Checklist proof of concept
- Konteks panjang. Uji dokumen besar, basis kode besar, log tool, dan instruksi panjang. Claude Opus 4.7 punya bukti resmi untuk context window 1 juta token tanpa long-context premium; angka GPT-5.5 belum terkonfirmasi dalam sumber yang tersedia di sini.[
38]
- Agent coding. Uji modifikasi multi-file, debugging, tool call, dan tugas yang berjalan lama. Claude diposisikan untuk complex reasoning dan agentic coding, sementara GPT-5.5 system card juga mencakup writing code.[
22][
10]
- Kerja lintas tool. Uji riset online, analisis informasi, dokumen, spreadsheet, dan perpindahan antar-tool. Ini adalah area yang secara eksplisit disebut dalam system card GPT-5.5.[
10]
- Biaya token.
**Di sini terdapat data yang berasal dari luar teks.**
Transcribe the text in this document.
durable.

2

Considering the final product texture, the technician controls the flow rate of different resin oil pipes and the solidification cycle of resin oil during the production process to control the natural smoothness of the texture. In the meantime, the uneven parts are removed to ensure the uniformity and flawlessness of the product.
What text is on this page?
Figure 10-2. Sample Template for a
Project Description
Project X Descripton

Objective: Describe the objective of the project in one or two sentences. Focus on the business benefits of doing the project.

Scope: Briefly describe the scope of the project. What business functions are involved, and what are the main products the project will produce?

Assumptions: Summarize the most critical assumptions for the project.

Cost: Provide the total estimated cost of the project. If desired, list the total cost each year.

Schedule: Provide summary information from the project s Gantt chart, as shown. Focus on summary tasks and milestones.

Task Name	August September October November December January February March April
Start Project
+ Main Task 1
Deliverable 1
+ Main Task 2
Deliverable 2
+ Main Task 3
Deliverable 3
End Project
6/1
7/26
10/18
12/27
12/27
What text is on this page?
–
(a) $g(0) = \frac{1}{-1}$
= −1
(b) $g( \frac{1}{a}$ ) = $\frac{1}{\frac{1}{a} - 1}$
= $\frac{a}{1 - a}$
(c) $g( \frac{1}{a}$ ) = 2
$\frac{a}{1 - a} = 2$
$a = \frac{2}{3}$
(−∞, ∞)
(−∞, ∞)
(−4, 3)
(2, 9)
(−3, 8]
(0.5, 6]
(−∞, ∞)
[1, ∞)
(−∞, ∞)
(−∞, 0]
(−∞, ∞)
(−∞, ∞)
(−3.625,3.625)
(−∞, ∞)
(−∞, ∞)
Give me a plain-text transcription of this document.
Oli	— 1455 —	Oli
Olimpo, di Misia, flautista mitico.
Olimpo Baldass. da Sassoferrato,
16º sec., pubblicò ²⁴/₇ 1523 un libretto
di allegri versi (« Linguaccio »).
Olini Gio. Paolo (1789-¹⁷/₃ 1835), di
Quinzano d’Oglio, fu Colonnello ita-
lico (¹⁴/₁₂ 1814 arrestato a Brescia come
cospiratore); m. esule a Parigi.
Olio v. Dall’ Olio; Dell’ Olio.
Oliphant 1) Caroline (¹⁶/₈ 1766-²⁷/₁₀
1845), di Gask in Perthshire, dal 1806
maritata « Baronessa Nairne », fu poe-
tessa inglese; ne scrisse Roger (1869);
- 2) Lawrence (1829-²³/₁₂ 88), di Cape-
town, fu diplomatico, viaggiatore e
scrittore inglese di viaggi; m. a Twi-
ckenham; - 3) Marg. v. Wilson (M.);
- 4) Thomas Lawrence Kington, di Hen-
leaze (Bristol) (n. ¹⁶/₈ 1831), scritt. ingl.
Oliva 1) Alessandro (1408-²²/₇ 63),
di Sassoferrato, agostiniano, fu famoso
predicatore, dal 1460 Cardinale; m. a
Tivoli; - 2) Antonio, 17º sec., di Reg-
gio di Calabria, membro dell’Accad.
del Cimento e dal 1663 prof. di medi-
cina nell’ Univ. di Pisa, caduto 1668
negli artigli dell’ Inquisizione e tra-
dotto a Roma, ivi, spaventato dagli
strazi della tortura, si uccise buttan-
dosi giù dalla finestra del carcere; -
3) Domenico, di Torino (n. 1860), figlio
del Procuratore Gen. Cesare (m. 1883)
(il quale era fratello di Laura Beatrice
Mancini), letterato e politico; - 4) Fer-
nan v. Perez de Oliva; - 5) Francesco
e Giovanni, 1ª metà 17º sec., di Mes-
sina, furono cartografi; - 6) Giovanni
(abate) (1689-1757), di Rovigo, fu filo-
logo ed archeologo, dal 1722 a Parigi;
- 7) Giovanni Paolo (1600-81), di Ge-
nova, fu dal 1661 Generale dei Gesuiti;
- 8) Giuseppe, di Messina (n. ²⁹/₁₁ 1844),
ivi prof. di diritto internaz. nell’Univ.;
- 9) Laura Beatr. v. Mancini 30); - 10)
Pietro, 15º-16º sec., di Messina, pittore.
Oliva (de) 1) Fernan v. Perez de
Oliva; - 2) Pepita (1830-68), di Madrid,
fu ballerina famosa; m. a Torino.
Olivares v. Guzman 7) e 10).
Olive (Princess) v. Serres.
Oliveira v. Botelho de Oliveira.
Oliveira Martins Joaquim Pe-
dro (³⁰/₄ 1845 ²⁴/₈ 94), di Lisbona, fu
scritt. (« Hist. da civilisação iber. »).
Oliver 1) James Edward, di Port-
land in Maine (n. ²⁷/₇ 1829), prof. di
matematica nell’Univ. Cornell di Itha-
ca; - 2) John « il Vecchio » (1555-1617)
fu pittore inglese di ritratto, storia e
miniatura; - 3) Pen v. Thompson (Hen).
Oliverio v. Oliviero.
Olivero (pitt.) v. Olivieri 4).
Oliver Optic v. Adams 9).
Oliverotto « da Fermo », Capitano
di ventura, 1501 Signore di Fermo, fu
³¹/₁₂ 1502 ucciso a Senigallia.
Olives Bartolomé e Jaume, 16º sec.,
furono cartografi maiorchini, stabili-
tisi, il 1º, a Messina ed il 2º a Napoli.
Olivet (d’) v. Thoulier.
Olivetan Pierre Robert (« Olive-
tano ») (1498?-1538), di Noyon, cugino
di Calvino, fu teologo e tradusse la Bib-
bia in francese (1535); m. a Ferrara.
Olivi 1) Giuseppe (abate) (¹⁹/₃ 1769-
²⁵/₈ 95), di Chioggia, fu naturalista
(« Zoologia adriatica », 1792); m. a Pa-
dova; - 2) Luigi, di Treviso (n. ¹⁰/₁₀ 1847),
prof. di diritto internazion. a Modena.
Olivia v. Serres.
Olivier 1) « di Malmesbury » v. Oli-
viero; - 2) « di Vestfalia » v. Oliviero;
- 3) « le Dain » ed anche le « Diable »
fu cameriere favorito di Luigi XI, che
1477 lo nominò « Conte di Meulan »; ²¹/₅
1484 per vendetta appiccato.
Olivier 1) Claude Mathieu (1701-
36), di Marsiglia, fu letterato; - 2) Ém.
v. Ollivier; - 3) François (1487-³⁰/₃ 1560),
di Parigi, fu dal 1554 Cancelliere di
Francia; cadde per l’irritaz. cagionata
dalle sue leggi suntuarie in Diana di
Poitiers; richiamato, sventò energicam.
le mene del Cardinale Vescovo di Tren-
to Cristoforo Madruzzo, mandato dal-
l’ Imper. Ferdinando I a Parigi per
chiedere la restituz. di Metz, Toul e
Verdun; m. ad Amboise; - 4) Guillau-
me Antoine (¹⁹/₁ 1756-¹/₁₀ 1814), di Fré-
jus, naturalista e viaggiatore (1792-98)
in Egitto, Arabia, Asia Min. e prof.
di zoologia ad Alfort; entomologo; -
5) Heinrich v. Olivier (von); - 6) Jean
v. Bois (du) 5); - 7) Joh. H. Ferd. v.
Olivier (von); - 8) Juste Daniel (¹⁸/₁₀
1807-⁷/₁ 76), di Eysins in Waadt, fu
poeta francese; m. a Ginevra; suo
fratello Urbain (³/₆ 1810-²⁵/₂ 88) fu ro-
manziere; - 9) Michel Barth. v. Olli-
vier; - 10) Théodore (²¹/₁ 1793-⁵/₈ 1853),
Untuk Claude, mulai dari US$5 input dan US$25 output per 1 juta token. Untuk GPT-5.5, gunakan dulu harga input dan cached input yang sudah tercantum sambil menunggu harga output resmi.[
29][
1]
- Biaya tool. Jika memakai web search Claude, masukkan biaya web search sebagai biaya tambahan di luar token.[
21]
- Keamanan. Uji prompt berisiko tinggi, kebocoran data, tindakan destruktif, dan tool call tanpa izin. Kedua vendor sama-sama menekankan safeguard atau klasifikasi deployment safety.[
29][
15][
18]
- Risiko migrasi. Jika berpindah dari Opus 4.6, perhatikan catatan Anthropic bahwa Opus 4.7 memiliki API breaking changes.[
22]
Rekomendasi akhir
Jika target Anda adalah model high-end yang bisa segera dimasukkan ke arsitektur API, Claude Opus 4.7 adalah pilihan yang lebih mudah dievaluasi saat ini. Ia punya tanggal rilis yang jelas, model ID, context window 1 juta token, jalur multi-cloud, harga input/output, dan kebijakan harga konteks panjang yang eksplisit.[22][
29][
38]
Jika target Anda adalah evaluasi model untuk pekerjaan nyata lintas tool, GPT-5.5 tidak boleh dilewatkan. OpenAI secara eksplisit menempatkannya di alur kerja coding, riset online, analisis informasi, dokumen, spreadsheet, dan perpindahan antar-tool, lengkap dengan system card, Bio Bug Bounty, serta pengungkapan Deployment Safety Hub.[10][
14][
15]
Kesimpulan paling aman bukan bahwa satu model menggantikan yang lain. Claude Opus 4.7 lebih tampak sebagai pilihan engineering untuk API, konteks panjang, dan agentic coding. GPT-5.5 lebih tampak sebagai model flagship OpenAI untuk pekerjaan nyata lintas aplikasi. Pemenangnya baru bisa ditentukan setelah diuji dengan tugas, tool permission, model biaya, dan standar keamanan Anda sendiri.